The Great Lakes Folk Festival included nearly 100 musicians and dancers. Also featured were traditional and other food vendors, craft vendors and many other individual artists/demonstrators, along with a children's hands-on activity area, crafts demonstrations, a new "Grassroots Green" program that featured Folk Arts Marketplace goods and narrative presentations and the MSU Bookfest program, produced by MSU Press.

Every year since 1987, the MSU Museum has produced a folk festival - first on campus and now in downtown East Lansing -- that energizes and educates 90,000 annual visitors. Under the direction of the MSU Museum's Michigan Traditional Arts Program -- a statewide partnership program with the Michigan Council for the Arts and Cultural Affairs -- the festival also represents partnerships of civic, business, education and arts agencies. The selection of photos for this new exhibit comes from two MSU Museum photographers as well as two festival volunteer photographers and provides a glimpse into the sights and encounters of the 2010 Great Lakes Folk Festival.

"Each photographer was asked to select some of their favorite images to convey the living lessons of this annual major MSU Museum educational community engagement program," Dewhurst notes.

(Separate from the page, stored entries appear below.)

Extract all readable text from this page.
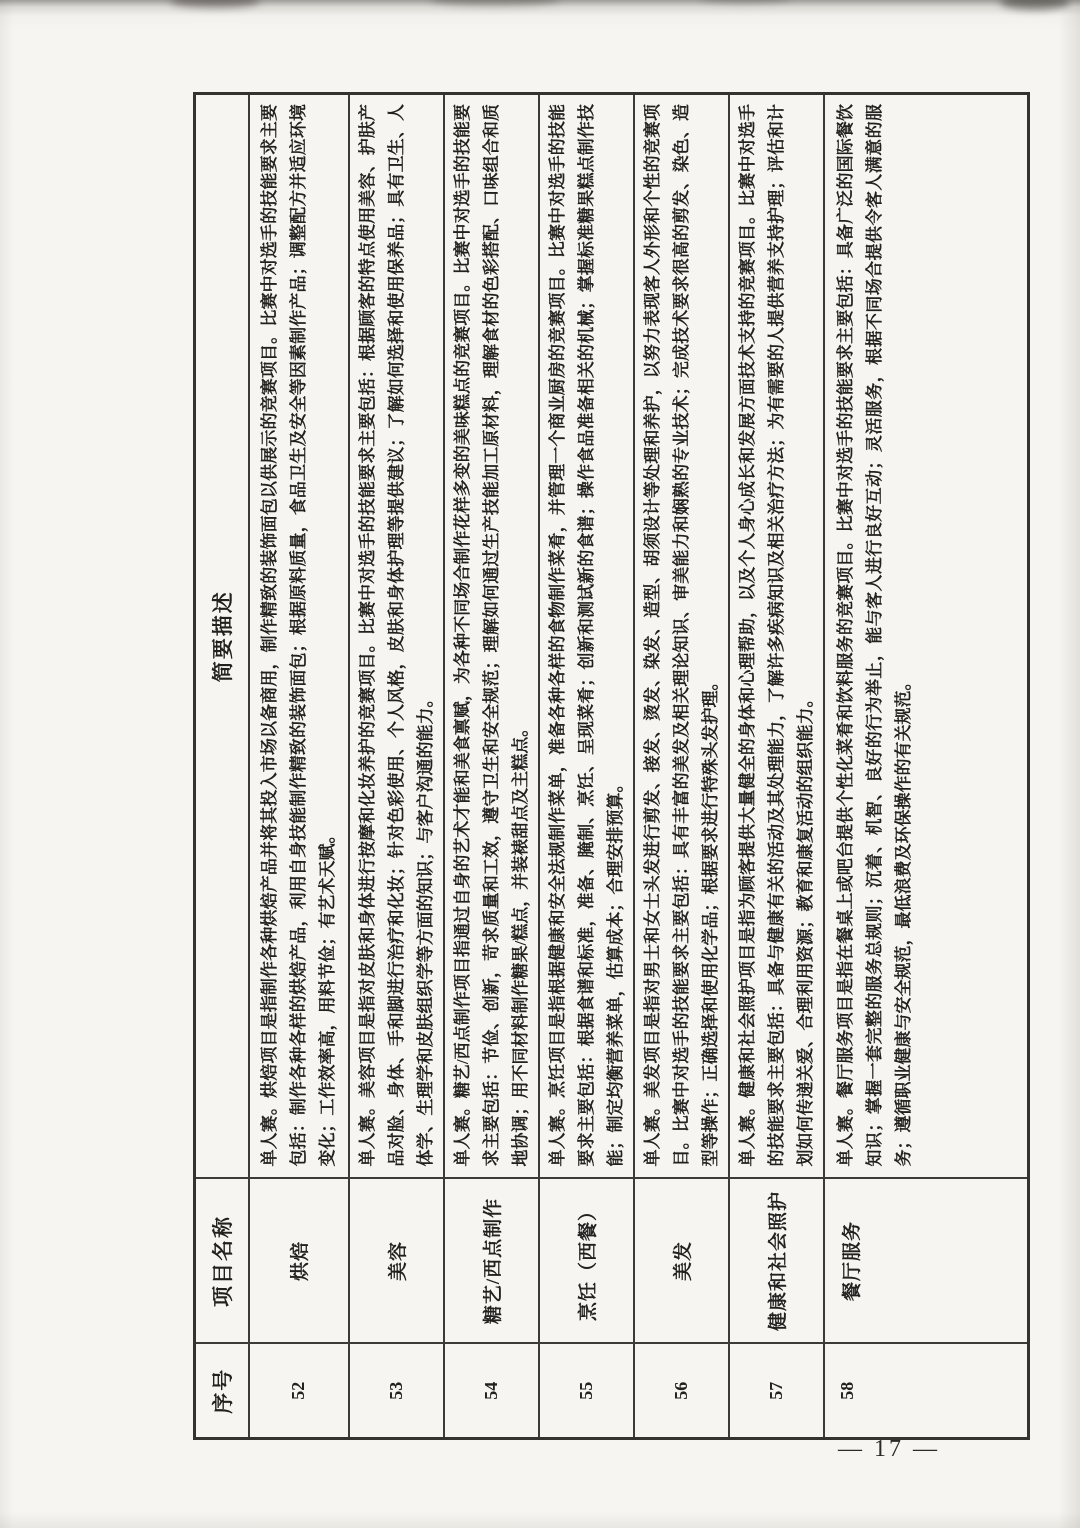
序号	项目名称	简要描述
52	烘焙	单人赛。烘焙项目是指制作各种烘焙产品并将其投入市场以备商用，制作精致的装饰面包以供展示的竞赛项目。比赛中对选手的技能要求主要包括：制作各种各样的烘焙产品，利用自身技能制作精致的装饰面包；根据原料质量，食品卫生及安全等因素制作产品；调整配方并适应环境变化；工作效率高，用料节俭；有艺术天赋。
53	美容	单人赛。美容项目是指对皮肤和身体进行按摩和化妆养护的竞赛项目。比赛中对选手的技能要求主要包括：根据顾客的特点使用美容、护肤产品对脸、身体、手和脚进行治疗和化妆；针对色彩使用、个人风格，皮肤和身体护理等提供建议；了解如何选择和使用保养品；具有卫生、人体学、生理学和皮肤组织学等方面的知识；与客户沟通的能力。
54	糖艺/西点制作	单人赛。糖艺/西点制作项目指通过自身的艺术才能和美食禀赋，为各种不同场合制作花样多变的美味糕点的竞赛项目。比赛中对选手的技能要求主要包括：节俭、创新，苛求质量和工效，遵守卫生和安全规范；理解如何通过生产技能加工原材料，理解食材的色彩搭配、口味组合和质地协调；用不同材料制作糖果/糕点，并装裱甜点及主糕点。
55	烹饪（西餐）	单人赛。烹饪项目是指根据健康和安全法规制作菜单，准备各种各样的食物制作菜肴，并管理一个商业厨房的竞赛项目。比赛中对选手的技能要求主要包括：根据食谱和标准，准备、腌制、烹饪、呈现菜肴；创新和测试新的食谱；操作食品准备相关的机械；掌握标准糖果糕点制作技能；制定均衡营养菜单，估算成本；合理安排预算。
56	美发	单人赛。美发项目是指对男士和女士头发进行剪发、接发、烫发、染发、造型、胡须设计等处理和养护，以努力表现客人外形和个性的竞赛项目。比赛中对选手的技能要求主要包括：具有丰富的美发及相关理论知识、审美能力和娴熟的专业技术；完成技术要求很高的剪发、染色、造型等操作；正确选择和使用化学品；根据要求进行特殊头发护理。
57	健康和社会照护	单人赛。健康和社会照护项目是指为顾客提供大量健全的身体和心理帮助，以及个人身心成长和发展方面技术支持的竞赛项目。比赛中对选手的技能要求主要包括：具备与健康有关的活动及其处理能力，了解许多疾病知识及相关治疗方法；为有需要的人提供营养支持护理；评估和计划如何传递关爱、合理利用资源；教育和康复活动的组织能力。
58	餐厅服务	单人赛。餐厅服务项目是指在餐桌上或吧台提供个性化菜肴和饮料服务的竞赛项目。比赛中对选手的技能要求主要包括：具备广泛的国际餐饮知识；掌握一套完整的服务总规则；沉着、机智、良好的行为举止，能与客人进行良好互动；灵活服务，根据不同场合提供令客人满意的服务；遵循职业健康与安全规范，最低浪费及环保操作的有关规范。
— 17 —
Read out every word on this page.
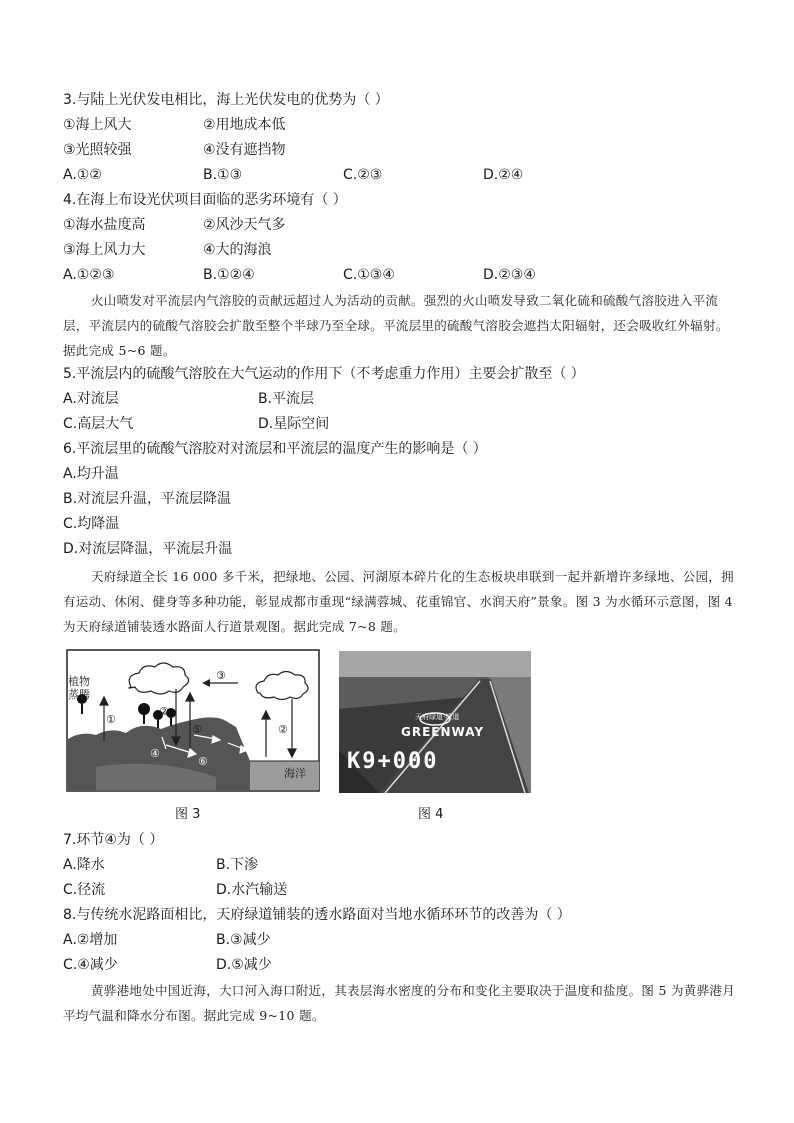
3.与陆上光伏发电相比，海上光伏发电的优势为（ ）
①海上风大	②用地成本低
③光照较强	④没有遮挡物
A.①②	B.①③	C.②③	D.②④
4.在海上布设光伏项目面临的恶劣环境有（ ）
①海水盐度高	②风沙天气多
③海上风力大	④大的海浪
A.①②③	B.①②④	C.①③④	D.②③④
火山喷发对平流层内气溶胶的贡献远超过人为活动的贡献。强烈的火山喷发导致二氧化硫和硫酸气溶胶进入平流层，平流层内的硫酸气溶胶会扩散至整个半球乃至全球。平流层里的硫酸气溶胶会遮挡太阳辐射，还会吸收红外辐射。据此完成 5~6 题。
5.平流层内的硫酸气溶胶在大气运动的作用下（不考虑重力作用）主要会扩散至（ ）
A.对流层	B.平流层
C.高层大气	D.星际空间
6.平流层里的硫酸气溶胶对对流层和平流层的温度产生的影响是（ ）
A.均升温
B.对流层升温，平流层降温
C.均降温
D.对流层降温，平流层升温
天府绿道全长 16 000 多千米，把绿地、公园、河湖原本碎片化的生态板块串联到一起并新增许多绿地、公园，拥有运动、休闲、健身等多种功能，彰显成都市重现“绿满蓉城、花重锦官、水润天府”景象。图 3 为水循环示意图，图 4 为天府绿道铺装透水路面人行道景观图。据此完成 7~8 题。
植物
蒸腾
①
②
③
④
⑤
⑥
②
海洋
天府绿道·绿道
GREENWAY
K9+000
图 3	图 4
7.环节④为（ ）
A.降水	B.下渗
C.径流	D.水汽输送
8.与传统水泥路面相比，天府绿道铺装的透水路面对当地水循环环节的改善为（ ）
A.②增加	B.③减少
C.④减少	D.⑤减少
黄骅港地处中国近海，大口河入海口附近，其表层海水密度的分布和变化主要取决于温度和盐度。图 5 为黄骅港月平均气温和降水分布图。据此完成 9~10 题。
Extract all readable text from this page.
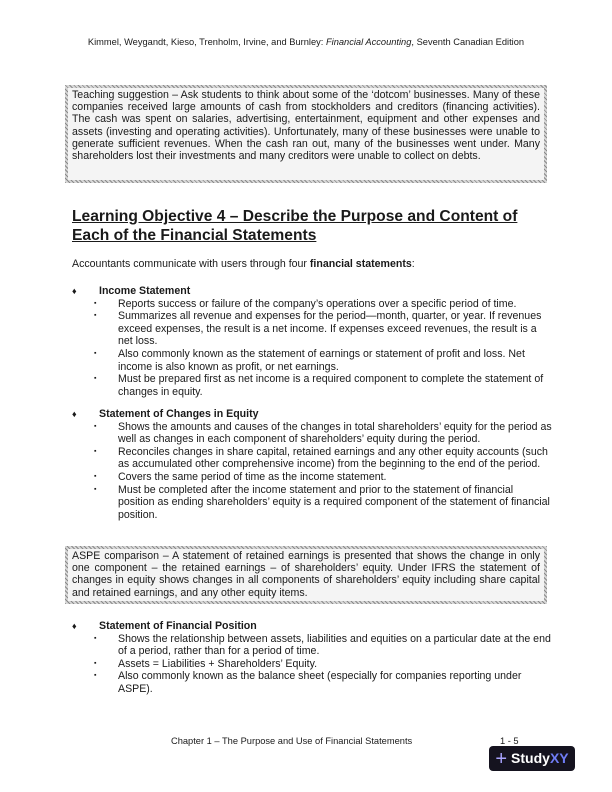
Kimmel, Weygandt, Kieso, Trenholm, Irvine, and Burnley: Financial Accounting, Seventh Canadian Edition
Teaching suggestion – Ask students to think about some of the ‘dotcom’ businesses. Many of these companies received large amounts of cash from stockholders and creditors (financing activities). The cash was spent on salaries, advertising, entertainment, equipment and other expenses and assets (investing and operating activities). Unfortunately, many of these businesses were unable to generate sufficient revenues. When the cash ran out, many of the businesses went under. Many shareholders lost their investments and many creditors were unable to collect on debts.
Learning Objective 4 – Describe the Purpose and Content of Each of the Financial Statements
Accountants communicate with users through four financial statements:
♦	Income Statement
▪
Reports success or failure of the company’s operations over a specific period of time.
▪
Summarizes all revenue and expenses for the period—month, quarter, or year. If revenues exceed expenses, the result is a net income. If expenses exceed revenues, the result is a net loss.
▪
Also commonly known as the statement of earnings or statement of profit and loss. Net income is also known as profit, or net earnings.
▪
Must be prepared first as net income is a required component to complete the statement of changes in equity.
♦	Statement of Changes in Equity
▪
Shows the amounts and causes of the changes in total shareholders’ equity for the period as well as changes in each component of shareholders’ equity during the period.
▪
Reconciles changes in share capital, retained earnings and any other equity accounts (such as accumulated other comprehensive income) from the beginning to the end of the period.
▪
Covers the same period of time as the income statement.
▪
Must be completed after the income statement and prior to the statement of financial position as ending shareholders’ equity is a required component of the statement of financial position.
ASPE comparison – A statement of retained earnings is presented that shows the change in only one component – the retained earnings – of shareholders’ equity. Under IFRS the statement of changes in equity shows changes in all components of shareholders’ equity including share capital and retained earnings, and any other equity items.
♦	Statement of Financial Position
▪
Shows the relationship between assets, liabilities and equities on a particular date at the end of a period, rather than for a period of time.
▪
Assets = Liabilities + Shareholders’ Equity.
▪
Also commonly known as the balance sheet (especially for companies reporting under ASPE).
Chapter 1 – The Purpose and Use of Financial Statements	1 - 5
+ StudyXY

The four photographers are: David Cooper, director of MSU's Public Humanities Collaborative; Raymond Holt, owner of VideoGraph; Patrick T. Power, GLFF music coordinator; and Pearl Y. Wong, MSU Museum collections coordinator. These and other photographs become part of the Folklife Archives of the MSU Museumm and the festival will truly live on in these festive images.